Nucleic Acids Res; co-auth.: I.Xenarios

Nucleic Acids Res. 2012 Nov 27. [Epub ahead of print]

HAMAP in 2013, new developments in the protein family classification and annotation system.

Source

Swiss-Prot Group, SIB Swiss Institute of Bioinformatics, CMU, 1 rue Michel-Servet, CH-1211 Geneva 4, Switzerland, The EMBL Outstation, The European Bioinformatics Institute, Wellcome Trust Genome Campus, Hinxton, Cambridge CB10 1SD, UK, Protein Information Resource, Georgetown University Medical Center, 3300 Whitehaven St NW, Suite 1200, Washington, DC 20007 and University of Delaware, 15 Innovation Way, Suite 205, Newark, DE 19711, USA.

Abstract

HAMAP (High-quality Automated and Manual Annotation of Proteins-available at http://hamap.expasy.org/) is a system for the classification and annotation of protein sequences.
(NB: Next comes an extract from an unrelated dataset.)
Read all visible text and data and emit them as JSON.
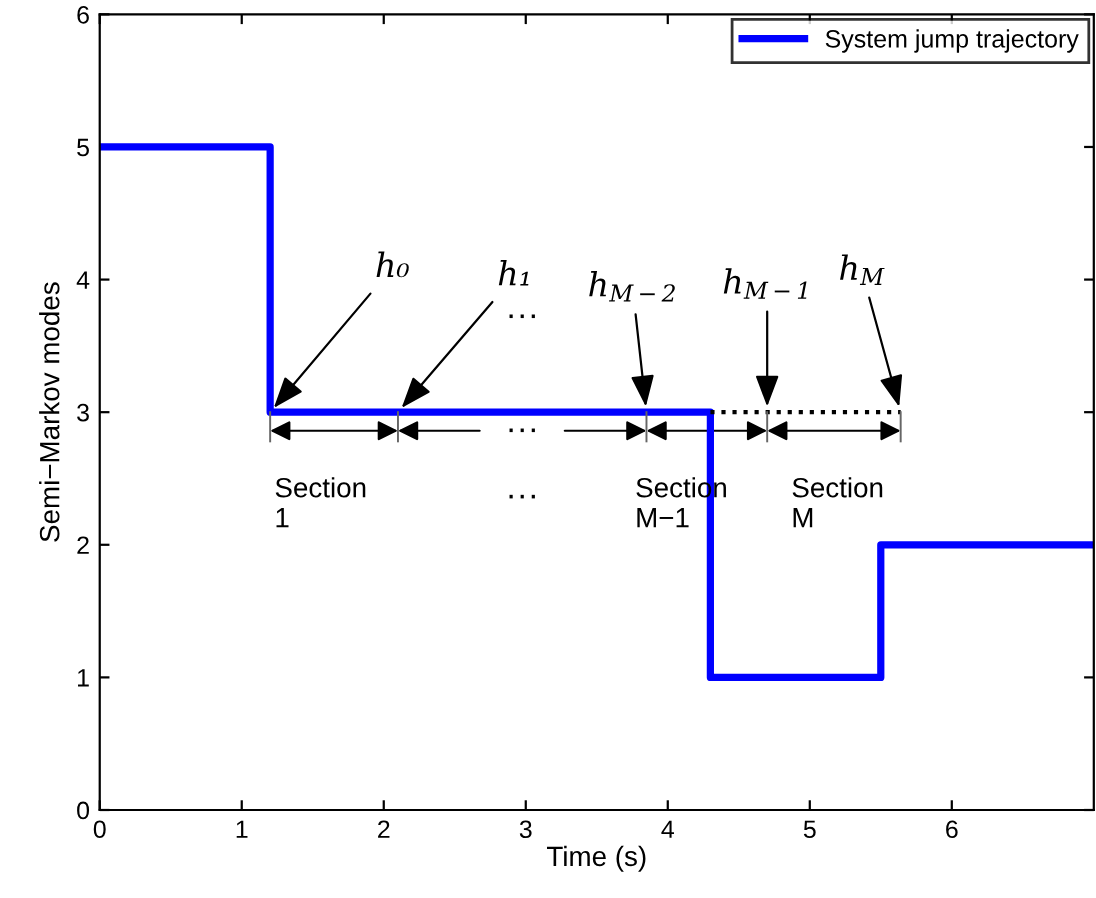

It consists of a collection of manually curated family profiles for protein classification, and associated annotation rules that specify annotations that apply to family members. HAMAP was originally developed to support the manual curation of UniProtKB/Swiss-Prot records describing microbial proteins. Here we describe new developments in HAMAP, including the extension of HAMAP to eukaryotic proteins, the use of HAMAP in the automated annotation of UniProtKB/TrEMBL, providing high-quality annotation for millions of protein sequences, and the future integration of HAMAP into a unified system for UniProtKB annotation, UniRule. HAMAP is continuously updated by expert curators with new family profiles and annotation rules as new protein families are characterized. The collection of HAMAP family classification profiles and annotation rules can be browsed and viewed on the HAMAP website, which also provides an interface to scan user sequences against HAMAP profiles.